Antes da “Passover” de 2012, o Congresso Judaico Russo organizou uma viagem de camelo com duração de três dias pelo deserto de Arava para um grupo de magnatas que desejavam reconstituir o Êxodo dos israelitas dos seus captores egípcios. Vestidos adequadamente com trajes tribais apropriados (que podem ter sido alugados do figurino do filme épico “Noé”, então em produção), eles suportaram as dificuldades dos seus antepassados, embora uma caravana de apoio de SUVs com itens essenciais (como ar-condicionado portátil com geradores para arrefecer as tendas de estilo beduíno em que dormiam) nunca estivesse muito longe. Revigorados e inspirados pela sua peregrinação, os oligarcas bilionários chegaram ao Hotel Mamilla em Jerusalém para desfrutar dos luxos simples aos quais estavam acostumados.
O líder desses intrépidos viajantes relatou que a aridez do deserto era propícia à autoanálise e a um debate sobre temas filosóficos, que poderiam muito bem ter incluído as oportunidades comerciais então existentes na conturbada Ucrânia. Especialmente porque muitos dos participantes (por exemplo, Yuri Kanner, Boris Metz, Andrei Rappoport, Mikhail Fridman e German Khan) nasceram naquele país e beneficiaram imensamente da redistribuição da sua riqueza após o colapso da URSS. Dois anos depois, ocorreu a Revolução Maidan e o início da guerra de atrito russa, que culminou na invasão de 2022 e na consequente imposição de sanções em grande parte inexequíveis sobre os bens de todos esses penitentes.
Para a Passover deste ano, que começou a 12 deabril, seria muito interessante ouvir as opiniões dos membros sobreviventes desse grupo itinerante de oligarcas piedosos sobre a moralidade do Êxodo contemporâneo imposto aos ucranianos, cinco milhões dos quais vivem como refugiados na Europa Ocidental e um milhão na Rússia.
Além disso, os dois milhões de palestinos sobreviventes de Gaza foram ameaçados de despejo nacional das suas tendas sem aquecimento e esfarrapadas e deportação para uma terra não prometida para permitir que um desenvolvimento imobiliário de luxo no “estilo Riviera” surja como uma fénix das cinzas das suas moradias.
Em 2012, o Sr. Rappaport era o único peregrino a possuir dupla cidadania portuguesa, mas desde então juntou-se a ele Roman Abramovich, Lev Leviev, God Nisanov e Gavril Yushvaev, que convenceram a comissão de imigração de que também são descendentes diretos de judeus sefarditas que foram forçados ao Êxodo em 1497 pelo Rei D. Manuel I e, mais tarde, pela Inquisição Católica. Além disso, há pelo menos vinte russos ricos que investiram em Portugal através da rota do visto dourado e, assim, juntaram-se à comunidade russa de cerca de cinco mil pessoas.

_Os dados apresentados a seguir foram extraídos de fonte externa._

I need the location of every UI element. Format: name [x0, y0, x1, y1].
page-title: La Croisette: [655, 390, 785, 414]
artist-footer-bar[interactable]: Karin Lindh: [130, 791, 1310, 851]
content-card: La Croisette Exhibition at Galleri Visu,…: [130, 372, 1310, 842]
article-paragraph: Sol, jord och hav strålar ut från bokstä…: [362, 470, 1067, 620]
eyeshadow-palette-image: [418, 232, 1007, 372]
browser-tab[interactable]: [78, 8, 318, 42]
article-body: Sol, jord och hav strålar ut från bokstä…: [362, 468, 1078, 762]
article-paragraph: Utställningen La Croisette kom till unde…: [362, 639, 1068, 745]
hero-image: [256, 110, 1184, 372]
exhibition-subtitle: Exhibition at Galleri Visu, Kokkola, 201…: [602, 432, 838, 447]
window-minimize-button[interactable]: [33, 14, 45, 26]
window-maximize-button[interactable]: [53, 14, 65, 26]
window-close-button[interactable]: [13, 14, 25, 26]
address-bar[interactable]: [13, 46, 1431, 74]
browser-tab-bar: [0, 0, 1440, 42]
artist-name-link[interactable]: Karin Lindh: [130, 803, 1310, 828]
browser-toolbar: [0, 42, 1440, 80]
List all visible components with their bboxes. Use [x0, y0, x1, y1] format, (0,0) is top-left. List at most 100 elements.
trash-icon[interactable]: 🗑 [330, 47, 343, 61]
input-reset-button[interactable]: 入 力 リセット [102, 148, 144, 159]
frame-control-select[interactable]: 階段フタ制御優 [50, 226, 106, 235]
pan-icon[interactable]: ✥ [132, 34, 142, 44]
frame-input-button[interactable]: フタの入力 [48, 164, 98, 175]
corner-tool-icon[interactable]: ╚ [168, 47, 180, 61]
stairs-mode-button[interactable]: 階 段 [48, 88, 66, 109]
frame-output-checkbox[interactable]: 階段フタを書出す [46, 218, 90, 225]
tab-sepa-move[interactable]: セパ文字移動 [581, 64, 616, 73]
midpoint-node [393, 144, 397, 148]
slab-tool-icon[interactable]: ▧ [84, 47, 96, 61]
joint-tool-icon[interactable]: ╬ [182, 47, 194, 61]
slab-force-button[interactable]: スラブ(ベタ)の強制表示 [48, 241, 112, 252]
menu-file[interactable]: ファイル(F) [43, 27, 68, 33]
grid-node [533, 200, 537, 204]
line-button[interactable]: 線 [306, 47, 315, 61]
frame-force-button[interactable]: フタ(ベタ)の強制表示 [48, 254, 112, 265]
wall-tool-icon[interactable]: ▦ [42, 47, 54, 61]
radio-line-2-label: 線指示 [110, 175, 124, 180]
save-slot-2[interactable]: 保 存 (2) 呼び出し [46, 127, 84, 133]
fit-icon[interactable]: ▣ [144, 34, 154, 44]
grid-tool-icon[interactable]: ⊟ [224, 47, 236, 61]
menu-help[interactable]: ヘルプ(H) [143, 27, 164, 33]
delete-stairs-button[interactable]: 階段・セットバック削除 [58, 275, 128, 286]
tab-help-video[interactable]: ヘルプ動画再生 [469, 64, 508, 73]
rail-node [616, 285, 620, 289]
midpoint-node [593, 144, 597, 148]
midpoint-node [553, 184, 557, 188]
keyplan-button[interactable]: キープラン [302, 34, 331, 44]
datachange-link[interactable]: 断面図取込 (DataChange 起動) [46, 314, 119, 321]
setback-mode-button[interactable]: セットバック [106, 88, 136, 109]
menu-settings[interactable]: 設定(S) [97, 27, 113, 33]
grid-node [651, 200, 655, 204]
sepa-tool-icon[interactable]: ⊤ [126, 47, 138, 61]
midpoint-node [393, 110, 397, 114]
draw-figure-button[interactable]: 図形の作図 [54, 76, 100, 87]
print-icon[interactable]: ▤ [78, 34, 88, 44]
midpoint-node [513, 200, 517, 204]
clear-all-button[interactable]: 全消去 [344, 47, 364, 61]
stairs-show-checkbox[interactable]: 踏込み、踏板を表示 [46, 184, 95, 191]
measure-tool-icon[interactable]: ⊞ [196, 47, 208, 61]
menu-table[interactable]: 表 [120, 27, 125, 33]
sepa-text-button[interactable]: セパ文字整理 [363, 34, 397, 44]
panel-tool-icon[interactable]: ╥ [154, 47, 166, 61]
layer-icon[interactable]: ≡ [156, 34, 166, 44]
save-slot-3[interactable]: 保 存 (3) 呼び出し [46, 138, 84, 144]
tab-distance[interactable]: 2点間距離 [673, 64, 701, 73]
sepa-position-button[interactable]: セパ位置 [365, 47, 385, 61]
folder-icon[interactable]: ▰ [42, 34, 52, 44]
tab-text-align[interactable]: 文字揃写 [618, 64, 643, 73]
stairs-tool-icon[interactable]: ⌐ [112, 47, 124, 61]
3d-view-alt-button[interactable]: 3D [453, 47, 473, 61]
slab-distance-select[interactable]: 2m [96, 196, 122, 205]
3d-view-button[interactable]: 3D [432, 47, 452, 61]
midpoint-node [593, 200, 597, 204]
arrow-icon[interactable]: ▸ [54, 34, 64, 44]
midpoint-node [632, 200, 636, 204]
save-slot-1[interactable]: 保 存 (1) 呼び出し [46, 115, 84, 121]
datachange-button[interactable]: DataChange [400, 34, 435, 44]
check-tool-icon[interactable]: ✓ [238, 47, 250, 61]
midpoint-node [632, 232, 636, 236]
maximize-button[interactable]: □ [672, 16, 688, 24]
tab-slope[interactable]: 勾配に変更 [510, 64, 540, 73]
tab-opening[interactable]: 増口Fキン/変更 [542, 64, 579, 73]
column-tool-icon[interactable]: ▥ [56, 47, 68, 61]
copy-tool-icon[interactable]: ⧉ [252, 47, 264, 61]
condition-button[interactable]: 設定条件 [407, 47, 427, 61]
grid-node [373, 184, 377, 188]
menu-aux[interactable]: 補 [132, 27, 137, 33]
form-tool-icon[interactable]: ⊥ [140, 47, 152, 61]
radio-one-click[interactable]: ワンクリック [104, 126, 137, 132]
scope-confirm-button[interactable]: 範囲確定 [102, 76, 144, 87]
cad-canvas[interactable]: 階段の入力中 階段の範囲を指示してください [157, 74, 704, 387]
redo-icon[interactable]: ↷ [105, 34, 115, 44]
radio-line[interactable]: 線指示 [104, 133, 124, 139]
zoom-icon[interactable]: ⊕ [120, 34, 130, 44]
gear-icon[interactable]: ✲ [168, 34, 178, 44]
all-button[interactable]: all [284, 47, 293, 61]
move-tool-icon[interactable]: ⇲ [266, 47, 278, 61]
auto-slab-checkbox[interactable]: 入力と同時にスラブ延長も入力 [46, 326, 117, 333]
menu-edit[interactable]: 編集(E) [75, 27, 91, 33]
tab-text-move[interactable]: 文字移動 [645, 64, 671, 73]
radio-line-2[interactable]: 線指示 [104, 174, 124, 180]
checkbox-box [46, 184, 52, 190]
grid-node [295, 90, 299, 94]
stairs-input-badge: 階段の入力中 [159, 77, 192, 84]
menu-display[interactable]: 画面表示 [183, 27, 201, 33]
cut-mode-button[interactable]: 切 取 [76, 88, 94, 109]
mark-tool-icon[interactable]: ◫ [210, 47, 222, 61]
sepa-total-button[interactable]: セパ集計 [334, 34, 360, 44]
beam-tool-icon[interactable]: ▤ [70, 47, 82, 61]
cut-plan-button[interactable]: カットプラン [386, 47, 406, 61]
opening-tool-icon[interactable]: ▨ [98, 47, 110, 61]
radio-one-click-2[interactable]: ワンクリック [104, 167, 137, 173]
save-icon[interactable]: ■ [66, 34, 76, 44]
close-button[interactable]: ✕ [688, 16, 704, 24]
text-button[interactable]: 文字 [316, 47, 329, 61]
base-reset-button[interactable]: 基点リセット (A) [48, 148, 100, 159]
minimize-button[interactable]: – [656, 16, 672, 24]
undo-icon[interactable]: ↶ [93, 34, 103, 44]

Em teoria, todos os cidadãos russos estão sujeitos a sanções desde a “incursão” na Ucrânia, mas, na prática, apenas ativos financeiros da ordem de € 25 milhões foram detetados e congelados. Investimentos consideráveis (frequentemente feitos por meio de holdings offshore que utilizam cripto-moedas) em empreendimentos imobiliários e comerciais, como o cultivo de cannabis para fins medicinais, permanecem sem sanções e, muitas vezes, isentos de impostos.
Num momento em que a política internacional está a mudar drasticamente para políticas de caos económico e discriminação social, pode-se justificadamente especular sobre como oligarcas de todas as nacionalidades poderiam fazer uma viagem de consciência semelhante à de 2012 e então distribuir os seus ganhos ilícitos para refugiados pobres e necessitados.